Thoughts of Growing Old
by Alden Davis
April 7, 2024
 
Well, who am I kidding?  This is not really thoughts on growing old.  I am old.  Older than dirt.  Older than any of my living relatives.  I always thought I could count on Cousin Betty to be the oldest one, but she went and died on me. 
 
Recently I learned of the death of a woman I had worked with.  I knew her for 42 years.  I was sad.  Not that I liked her; in fact, I didn’t.  But when someone that you knew for 42 years dies, it leaves a little hole in the fabric of your own life.
 
I miss a lot about being young.  I miss sleeping all night without waking even once.  I miss rousing, half awake, to sweet kisses from my lover - and not having to rush off to the bathroom.  I miss running just for the hell of it.  I miss having not a thought for what the future holds, for there were untold eons before I would even think of being old.
 
I miss my body’s agility and endurance.  What if today I had to study until 3 am and then take an 8 o’clock exam?  I couldn’t do it, but back then I could.  I miss working outside all day, going to bed a little sore, but bouncing right back the next morning.
 
I miss knowing it is all before me, not mostly behind me.  There is nothing like thinking, “Maybe I’ll be rich.  Maybe I’ll become Dr.

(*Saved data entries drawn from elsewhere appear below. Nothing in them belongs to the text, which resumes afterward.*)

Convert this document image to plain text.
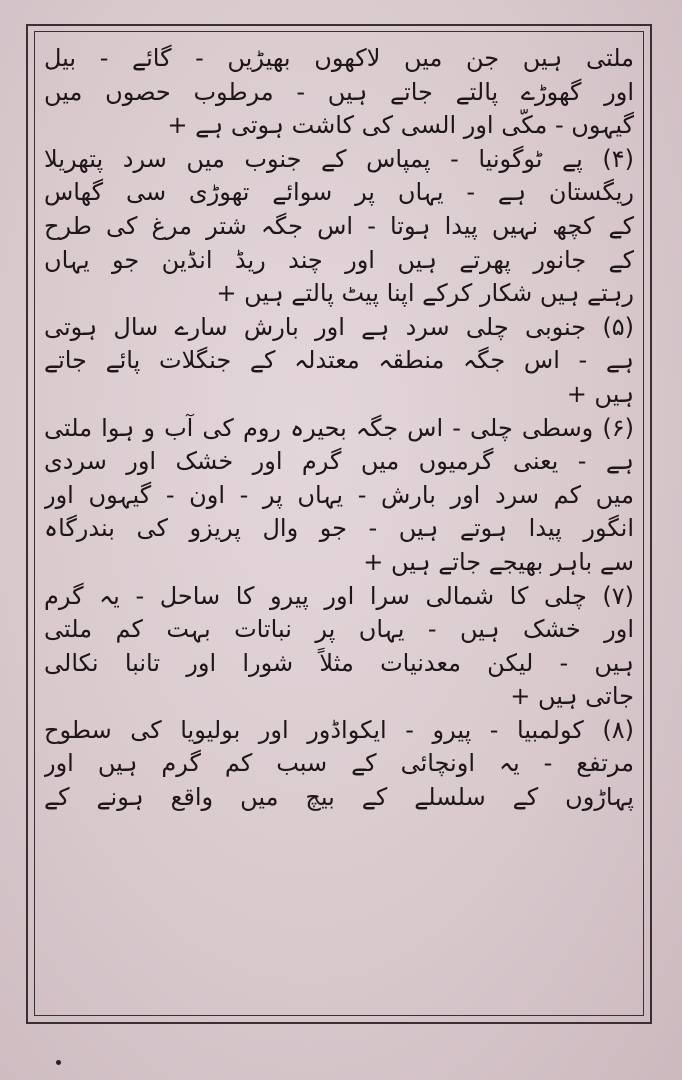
ملتی ہیں جن میں لاکھوں بھیڑیں - گائے - بیل
اور گھوڑے پالتے جاتے ہیں - مرطوب حصوں میں
گیہوں - مکّی اور السی کی کاشت ہوتی ہے +
(۴) پے ٹوگونیا - پمپاس کے جنوب میں سرد پتھریلا
ریگستان ہے - یہاں پر سوائے تھوڑی سی گھاس
کے کچھ نہیں پیدا ہوتا - اس جگہ شتر مرغ کی طرح
کے جانور پھرتے ہیں اور چند ریڈ انڈین جو یہاں
رہتے ہیں شکار کرکے اپنا پیٹ پالتے ہیں +
(۵) جنوبی چلی سرد ہے اور بارش سارے سال ہوتی
ہے - اس جگہ منطقہ معتدلہ کے جنگلات پائے جاتے
ہیں +
(۶) وسطی چلی - اس جگہ بحیرہ روم کی آب و ہوا ملتی
ہے - یعنی گرمیوں میں گرم اور خشک اور سردی
میں کم سرد اور بارش - یہاں پر - اون - گیہوں اور
انگور پیدا ہوتے ہیں - جو وال پریزو کی بندرگاہ
سے باہر بھیجے جاتے ہیں +
(۷) چلی کا شمالی سرا اور پیرو کا ساحل - یہ گرم
اور خشک ہیں - یہاں پر نباتات بہت کم ملتی
ہیں - لیکن معدنیات مثلاً شورا اور تانبا نکالی
جاتی ہیں +
(۸) کولمبیا - پیرو - ایکواڈور اور بولیویا کی سطوح
مرتفع - یہ اونچائی کے سبب کم گرم ہیں اور
پہاڑوں کے سلسلے کے بیچ میں واقع ہونے کے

Alden.  Maybe I’ll meet the man I dream of.”  Now I know I’ll never be rich, never obtain a PhD.  And I have met the man I dreamed of – three times, in fact.  But twice I woke up one day years later and realized deeply and surely that I had made the wrong choice of mate.  What’s really hard is figuring out what to do about it.  Twice those dreams turned out to be only dreams, but the third one stuck.
 
I miss my feet hurting from dancing half the night.  Now they just hurt for no reason.  I miss washing my face with never a thought for makeup.
 
Most of all, I think I miss being in love.  Being in love is different from loving, you know.  Being in love is all fast-beating hearts, the delicious thrill from just hearing his voice over the phone.  Loving is steadfast, permanent.  Loving will be with you always, but it was tremendous fun to be “in love” - while it lasted.
 
There are lots of good things about being old.  I’m not uncertain about who I am and what I want to be.  What I am now is pretty much it.  I would be very surprised if anything but death changed my present choice of life partner.  We are both veterans of the marriage wars and we are in it together for the time we have left. 
 
There is so much wisdom gained in old age.  Wouldn’t it be wonderful if we had even half that wisdom in our first 30 or 40 years?  Even a quarter of the wisdom would help a lot.  There are so many things I would have done differently, if I had known then what I know now.  The first thing I would do over would be to stand up to my mother.  She pretty much ruled our household and tried to rule me even as an adult.  I stopped that finally by literally moving out of her physical reach.  Which leads to the second thing I would do differently.  I would never, ever, marry at 18.  How can anyone possibly pick a mate at 18 that will still be worth having at 30?  Anyone who manages that has my deepest admiration.  And I would dare to be myself, even if the rest of the world disapproved. 
 
Now the touch of tiny hands patting my face – that I would do more than once.  If I could do it over, there would be at least two pairs of tiny hands and two little voices calling me Mommy.  It would be nice to rear a boy, but another girl would be fine too.
 
And money?  In my do-over I would start with my very first paycheck and put away ten percent.  What was my first pay?  Maybe $20.  I could have spared $2.  One day that $2 and hundreds like it would have been very useful.  I learned that lesson, but really much later than I should have.
 
If I could do it over, I would take lots more vacations.  I would plant more flowers – perennials so they would come back even when I grew old.  I would indulge one or two of those silly ideas I had, like dropping everything and just traveling for a year or so.  I would flirt with more guys and marry fewer.  I would eat ice cream for supper, even though it’s not good for me.
 
I know I can’t do it over, but if I could, would I?  I kind of don’t think so, not unless I could take with me the wisdom and common sense I have gathered over the years.  I don’t think I would like to be as naïve and clueless as I was in my 20s.  Nor as “save the world” as I was in my 30s.  No, I think I will stick with old age, but it really was so much fun to be young.